I took off my bra and money fell out...how crazy was I tonight?
btw, your gf is going to want to talk to you today...and consequently you're probably not going to want to talk to me...just a heads up
We hit a deer, sort of a buzz kill. But it's fine.
ice luge is my downfall...
...u mean upfall.
Restaurants Roasting People Who Gave Them Negative Yelp Reviews (25 Pics)
and then she said I drew a line on her forehead with my cum and whispered "Simba"
Apparently I also called my credit card company to demand a credit limit increase. I'm so content with not drinking another 60 days
Valentines day isn't about being a couple in love..... It's about chocolate and faking orgasms.
I just remember her dragging me inside in a panic saying we needed mentos and popcorn I have no fucking clue how we ended up asleep in her closet.
If you set your screensaver to be a slides show, make sure you remove dick pics first. This lesson 1 of living with your great aunt
Woman Posts Harassing DMs From Creep Online, Now He’s Upset Because People Told His Mom
Now that I'm sober, I'm realizing you put your name in my phone as "wowww"
I was about to google "rabies and sexual activity." Then I realized I was at work.

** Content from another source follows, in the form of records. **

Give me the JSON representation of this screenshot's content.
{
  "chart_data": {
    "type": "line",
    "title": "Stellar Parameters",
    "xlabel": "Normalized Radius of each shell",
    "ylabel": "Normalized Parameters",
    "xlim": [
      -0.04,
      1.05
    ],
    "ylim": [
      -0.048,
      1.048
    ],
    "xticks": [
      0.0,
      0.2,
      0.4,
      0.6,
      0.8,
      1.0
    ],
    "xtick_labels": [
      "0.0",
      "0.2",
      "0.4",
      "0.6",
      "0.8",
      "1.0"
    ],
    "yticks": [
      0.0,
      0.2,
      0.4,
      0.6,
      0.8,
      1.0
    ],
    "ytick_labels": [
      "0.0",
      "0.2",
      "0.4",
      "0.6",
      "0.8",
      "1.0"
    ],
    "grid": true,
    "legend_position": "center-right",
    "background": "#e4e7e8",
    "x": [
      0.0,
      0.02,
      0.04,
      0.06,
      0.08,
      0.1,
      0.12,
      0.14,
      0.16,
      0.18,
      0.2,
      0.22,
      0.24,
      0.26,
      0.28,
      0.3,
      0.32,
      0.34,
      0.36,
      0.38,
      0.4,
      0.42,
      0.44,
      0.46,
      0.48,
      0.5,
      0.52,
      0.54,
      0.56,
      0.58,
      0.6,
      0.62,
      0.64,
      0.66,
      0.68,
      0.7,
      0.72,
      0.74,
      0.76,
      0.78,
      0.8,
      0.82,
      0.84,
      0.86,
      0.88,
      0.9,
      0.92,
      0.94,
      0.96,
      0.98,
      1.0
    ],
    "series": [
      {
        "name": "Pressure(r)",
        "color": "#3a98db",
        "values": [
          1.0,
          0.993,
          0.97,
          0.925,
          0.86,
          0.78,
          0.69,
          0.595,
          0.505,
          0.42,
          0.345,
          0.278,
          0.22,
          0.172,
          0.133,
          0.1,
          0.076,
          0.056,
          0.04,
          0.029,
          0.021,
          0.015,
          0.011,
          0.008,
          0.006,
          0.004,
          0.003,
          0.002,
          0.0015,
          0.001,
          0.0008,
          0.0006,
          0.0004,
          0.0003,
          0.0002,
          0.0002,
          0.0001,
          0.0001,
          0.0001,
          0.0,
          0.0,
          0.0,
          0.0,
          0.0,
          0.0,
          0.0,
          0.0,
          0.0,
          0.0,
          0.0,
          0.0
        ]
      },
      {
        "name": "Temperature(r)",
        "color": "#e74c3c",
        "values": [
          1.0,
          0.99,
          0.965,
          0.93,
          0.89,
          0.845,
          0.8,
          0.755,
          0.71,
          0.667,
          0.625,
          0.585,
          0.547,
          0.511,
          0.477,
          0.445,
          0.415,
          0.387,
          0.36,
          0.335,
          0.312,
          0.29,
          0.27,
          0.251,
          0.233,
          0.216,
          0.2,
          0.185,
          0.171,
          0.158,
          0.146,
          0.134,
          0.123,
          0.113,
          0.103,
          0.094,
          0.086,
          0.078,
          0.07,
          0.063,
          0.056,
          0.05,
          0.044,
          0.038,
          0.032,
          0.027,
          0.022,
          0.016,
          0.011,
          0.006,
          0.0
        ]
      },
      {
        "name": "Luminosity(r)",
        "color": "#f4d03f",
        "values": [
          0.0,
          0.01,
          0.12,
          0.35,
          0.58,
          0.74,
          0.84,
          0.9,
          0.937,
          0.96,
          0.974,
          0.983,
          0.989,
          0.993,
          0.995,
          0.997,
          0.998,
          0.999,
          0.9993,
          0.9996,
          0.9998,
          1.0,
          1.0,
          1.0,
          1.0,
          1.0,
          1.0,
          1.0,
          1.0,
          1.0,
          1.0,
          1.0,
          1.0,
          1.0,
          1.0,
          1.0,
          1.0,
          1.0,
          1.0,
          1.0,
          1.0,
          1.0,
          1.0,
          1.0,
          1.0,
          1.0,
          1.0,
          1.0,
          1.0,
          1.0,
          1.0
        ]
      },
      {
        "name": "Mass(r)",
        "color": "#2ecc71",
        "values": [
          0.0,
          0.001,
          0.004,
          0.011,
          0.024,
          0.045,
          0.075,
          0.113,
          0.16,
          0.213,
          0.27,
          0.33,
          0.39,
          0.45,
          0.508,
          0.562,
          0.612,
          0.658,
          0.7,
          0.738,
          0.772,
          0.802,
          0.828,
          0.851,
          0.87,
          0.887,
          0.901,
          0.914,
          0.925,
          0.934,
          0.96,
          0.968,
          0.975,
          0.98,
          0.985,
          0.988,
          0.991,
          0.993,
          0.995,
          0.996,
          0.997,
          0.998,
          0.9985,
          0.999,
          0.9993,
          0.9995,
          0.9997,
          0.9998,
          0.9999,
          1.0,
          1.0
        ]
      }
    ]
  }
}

Which one of you fucks put a bounty out on my brother's virginity?
My idiot ex texted me on Valentine's day to tell me I was right, he did need a therapist.
She just kept roaring and saying Katy Perry had nothing on her. Wtf did she take?
There better be alcohol at this child's birthday party. Seriously not trying to be entertained by a clown while I'm still sober.